In spite of security risks, Kenya’s political stability in recent years has contributed to the inflow of foreign investments. The government continues to strengthen the security administration in the wake of recent terrorist attacks.

Mauritius

Mauritius, one of the bright spots of Africa, is largely an upper middle income economy having developed from a low-income to a middle-income diversified economy. Boasting a friendly investment climate with good governance and a free economy, it maintains its position as the most competitive economy in sub-Saharan Africa. While the Mauritian economy maintained real growth of 3.2% in 2014, growth is forecast to strengthen to 3.6% in 2016 on the back of increased domestic investment and stronger external demand.

Regulatory efficiency, high levels of transparency, competitiveness, and the rule of law have all contributed to Mauritius’ ranking as the 8th most free economy in the world – and the highest in investment freedom – out of 183 countries globally.

Without exploitable natural resources, successive governments in Mauritius have succeeded at reducing the country’s dependence on sugar and textiles exports by promoting other sectors. Tourism, financial services, marine agriculture, seafood-processing, marine pharmaceuticals, marine tourism, Information Communications Technology (ICT), renewable energy, education and training have developed into important sectors of its economy. Each of these sectors contributes significantly to the GDP of Mauritius.

Political stability, economic diversification, trade exposure, wealth and productivity have contributed to the country’s highly rated economic competitiveness that continues to attract significant investment from local and foreign investors.

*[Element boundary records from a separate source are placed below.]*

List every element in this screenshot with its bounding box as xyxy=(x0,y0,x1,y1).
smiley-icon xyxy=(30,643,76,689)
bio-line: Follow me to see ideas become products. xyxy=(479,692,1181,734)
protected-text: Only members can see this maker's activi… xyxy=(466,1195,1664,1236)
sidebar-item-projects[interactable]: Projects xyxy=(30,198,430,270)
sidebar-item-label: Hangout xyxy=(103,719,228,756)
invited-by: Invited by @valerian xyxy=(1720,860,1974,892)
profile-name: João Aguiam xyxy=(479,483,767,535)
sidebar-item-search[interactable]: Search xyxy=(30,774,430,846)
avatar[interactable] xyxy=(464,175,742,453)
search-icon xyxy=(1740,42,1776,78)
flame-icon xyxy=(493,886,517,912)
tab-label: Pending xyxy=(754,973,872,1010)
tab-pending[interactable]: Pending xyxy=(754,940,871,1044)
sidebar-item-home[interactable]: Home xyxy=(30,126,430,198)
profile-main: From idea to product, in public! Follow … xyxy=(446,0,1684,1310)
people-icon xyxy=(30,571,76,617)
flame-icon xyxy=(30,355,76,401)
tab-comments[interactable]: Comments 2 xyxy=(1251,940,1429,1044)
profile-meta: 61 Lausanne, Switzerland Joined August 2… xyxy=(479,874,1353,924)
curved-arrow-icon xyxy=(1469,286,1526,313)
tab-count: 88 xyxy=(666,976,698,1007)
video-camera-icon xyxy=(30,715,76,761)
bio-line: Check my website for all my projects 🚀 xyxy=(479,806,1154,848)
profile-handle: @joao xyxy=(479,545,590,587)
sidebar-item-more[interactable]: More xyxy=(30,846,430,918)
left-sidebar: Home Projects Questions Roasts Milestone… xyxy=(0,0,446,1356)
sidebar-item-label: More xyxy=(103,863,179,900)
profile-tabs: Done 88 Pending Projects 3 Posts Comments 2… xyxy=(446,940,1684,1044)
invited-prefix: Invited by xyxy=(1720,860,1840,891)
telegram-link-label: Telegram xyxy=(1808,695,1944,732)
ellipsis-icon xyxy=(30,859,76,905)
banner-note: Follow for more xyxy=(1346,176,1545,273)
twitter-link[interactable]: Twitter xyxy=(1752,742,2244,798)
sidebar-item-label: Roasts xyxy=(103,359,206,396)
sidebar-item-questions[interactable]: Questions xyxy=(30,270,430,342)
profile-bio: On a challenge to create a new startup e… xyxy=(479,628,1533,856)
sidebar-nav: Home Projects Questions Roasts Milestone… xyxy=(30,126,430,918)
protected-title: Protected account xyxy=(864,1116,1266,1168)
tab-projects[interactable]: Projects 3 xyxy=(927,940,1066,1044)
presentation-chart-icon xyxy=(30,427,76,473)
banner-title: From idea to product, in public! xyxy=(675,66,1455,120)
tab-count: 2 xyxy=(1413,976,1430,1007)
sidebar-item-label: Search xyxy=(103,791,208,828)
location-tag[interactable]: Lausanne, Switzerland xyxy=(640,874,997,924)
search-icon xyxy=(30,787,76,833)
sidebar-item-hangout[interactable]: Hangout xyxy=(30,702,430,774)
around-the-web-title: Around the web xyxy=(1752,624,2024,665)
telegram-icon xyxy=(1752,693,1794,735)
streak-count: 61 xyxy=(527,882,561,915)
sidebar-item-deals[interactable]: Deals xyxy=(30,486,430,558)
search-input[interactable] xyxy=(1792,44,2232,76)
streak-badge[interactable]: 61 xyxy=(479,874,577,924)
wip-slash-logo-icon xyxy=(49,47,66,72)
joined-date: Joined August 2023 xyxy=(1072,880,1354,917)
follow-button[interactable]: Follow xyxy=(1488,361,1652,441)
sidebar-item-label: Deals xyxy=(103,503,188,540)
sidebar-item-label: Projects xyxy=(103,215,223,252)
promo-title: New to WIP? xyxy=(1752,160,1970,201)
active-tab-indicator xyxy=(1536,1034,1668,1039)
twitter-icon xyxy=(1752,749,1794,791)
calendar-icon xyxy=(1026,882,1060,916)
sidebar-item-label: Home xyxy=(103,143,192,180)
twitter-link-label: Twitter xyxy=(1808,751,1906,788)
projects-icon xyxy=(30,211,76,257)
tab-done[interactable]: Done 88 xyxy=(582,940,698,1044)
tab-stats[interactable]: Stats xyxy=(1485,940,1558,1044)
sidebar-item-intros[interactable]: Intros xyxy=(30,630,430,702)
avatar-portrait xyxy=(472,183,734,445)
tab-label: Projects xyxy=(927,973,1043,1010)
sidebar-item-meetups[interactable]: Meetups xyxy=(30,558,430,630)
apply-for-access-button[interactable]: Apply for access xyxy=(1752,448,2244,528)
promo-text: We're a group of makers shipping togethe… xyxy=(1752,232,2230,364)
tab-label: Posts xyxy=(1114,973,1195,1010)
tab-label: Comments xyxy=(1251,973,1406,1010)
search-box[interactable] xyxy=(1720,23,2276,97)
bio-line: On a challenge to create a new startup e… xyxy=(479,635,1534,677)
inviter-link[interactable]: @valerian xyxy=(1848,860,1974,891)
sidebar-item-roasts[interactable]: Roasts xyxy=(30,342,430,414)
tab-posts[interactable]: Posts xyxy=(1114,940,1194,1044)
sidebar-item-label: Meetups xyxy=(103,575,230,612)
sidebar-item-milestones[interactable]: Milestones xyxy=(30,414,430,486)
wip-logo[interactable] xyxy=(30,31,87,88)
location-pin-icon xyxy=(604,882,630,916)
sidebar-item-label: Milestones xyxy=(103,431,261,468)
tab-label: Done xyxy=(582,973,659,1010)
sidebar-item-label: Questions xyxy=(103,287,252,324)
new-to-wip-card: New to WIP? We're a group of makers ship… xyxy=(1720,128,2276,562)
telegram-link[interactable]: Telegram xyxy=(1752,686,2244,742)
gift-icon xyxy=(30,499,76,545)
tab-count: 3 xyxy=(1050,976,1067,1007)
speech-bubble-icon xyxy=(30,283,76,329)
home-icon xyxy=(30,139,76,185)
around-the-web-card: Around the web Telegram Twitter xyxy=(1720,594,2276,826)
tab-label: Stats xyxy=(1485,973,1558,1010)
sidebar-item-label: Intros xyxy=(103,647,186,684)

This has resulted in the World Bank’s 2013 Ease of Doing Business Report ranking Mauritius 19th worldwide out of 183 economies – and first among African economies – in terms of ease of doing business.

Long-term outlook for sub-Saharan Africa

Africa offers many opportunities for profitable investment in a range of sectors. While poor infrastructure, instability and corruption continue to inhibit short-term growth in some African countries, the continent remains an attractive destination for local and foreign investment, especially those willing to take risks in the search of greater returns.